The early part of my career focused on props, and then I expanded into set building. My knowledge bank in the shop expanded. Over the course of about 15-years, I evolved into a carpenter in the shop as well as a technical director for shows. My main focus of running the shop, as well as being technical director, has gone on for eight or nine seasons.
It’s not true about every theatre person, but most of us get ourselves into the show and want to see it happen, and we enjoy the challenges. I think that speaks to the type of person that is involved in theatre in general. It doesn’t have to just be the person who is building the sets. You’ll see that—I won’t call it craziness—but that desire to see something come together. And it becomes a team thing. I’ve always looked at it that way. I enjoy knowing that the actors have put in all the time that they have, and the director, and everybody putting their pieces together so that we put our pieces together with the same kind of energy. It shows. In the end you can see it when everyone has put in an equal amount of great energy; all the pieces were put together the right way.

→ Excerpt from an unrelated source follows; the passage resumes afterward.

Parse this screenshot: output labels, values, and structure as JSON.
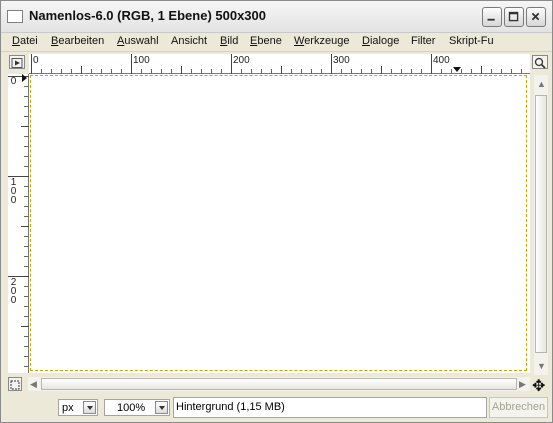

Just give me a project, and if it’s a challenge that’s even more fun. I think that’s why theatre appealed to me: everything we do is a challenge. It fit me.
So, you’ve spent your entire career at UW?

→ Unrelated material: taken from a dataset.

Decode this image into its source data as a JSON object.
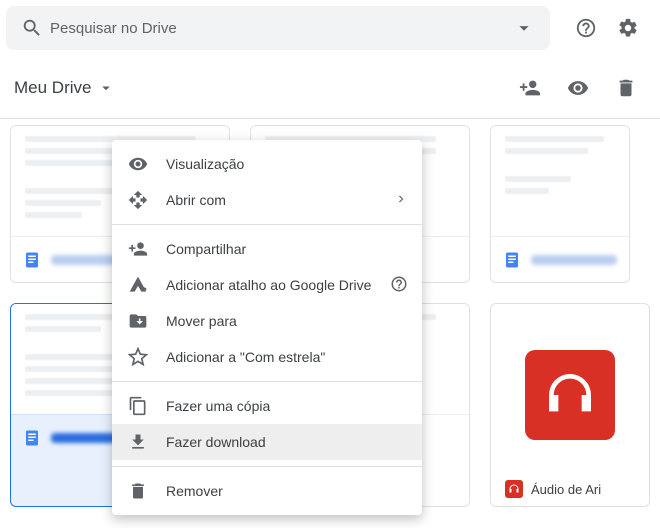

I have. A lot of my time here was only during the school year, so I was off during the summers. During that time, and even when I had free time over school breaks, I’d work on film and television stuff when it was in town. Northern Exposure was the big one.
Can you talk about how you work with the students in the shop?
There’s two parts to that. There’s one: as they’re designing a show. And the other is their graduate assistantships—when they come into the shop to be part of our crew. It’s really enjoyable to watch them come in, sometimes with not much skill, and to be able to teach them how a show is built. For me, it enhances their ability to design a show. It’s always a double-edged sword because you have to be careful to not let how a show is built obstruct your artistic vision. When somebody comes to me with a design that is outside the realm of materials, or whatever it might be, it’s always fun to work with them to figure out how we can make it happen. So we can still get the artistic feel that they want, but within realistic constraints of money or time or materials or whatever it might be. The biggest thing we work on is communication. How are you going to communicate what you want to see? I think that’s an important part of what they learn while they’re here.
We always end up pushing the limits a little bit. Just to keep it challenging, but also to be able to see us produce something that has a little bit of extra energy in it. Besides the challenges, which I enjoy, I think I really do enjoy this atmosphere of people wanting to learn. The students I enjoy are the ones who really embody that. You can tell. They’re saying, “I want to try this to see how it’s going to turn out.” They’re not afraid to learn from mistakes as well as successes.
We always end up pushing the limits a little bit. Just to keep it challenging, but also to be able to see us produce something that has a little bit of extra energy in it.
Do you have a favorite show?
Arcadia was one that, just for some reason, I will always reflect back on and it just worked. Everything about it looked right; it looked sharp. I really enjoyed it visually. From a shop stand point it had a lot challenges, but it came out really well.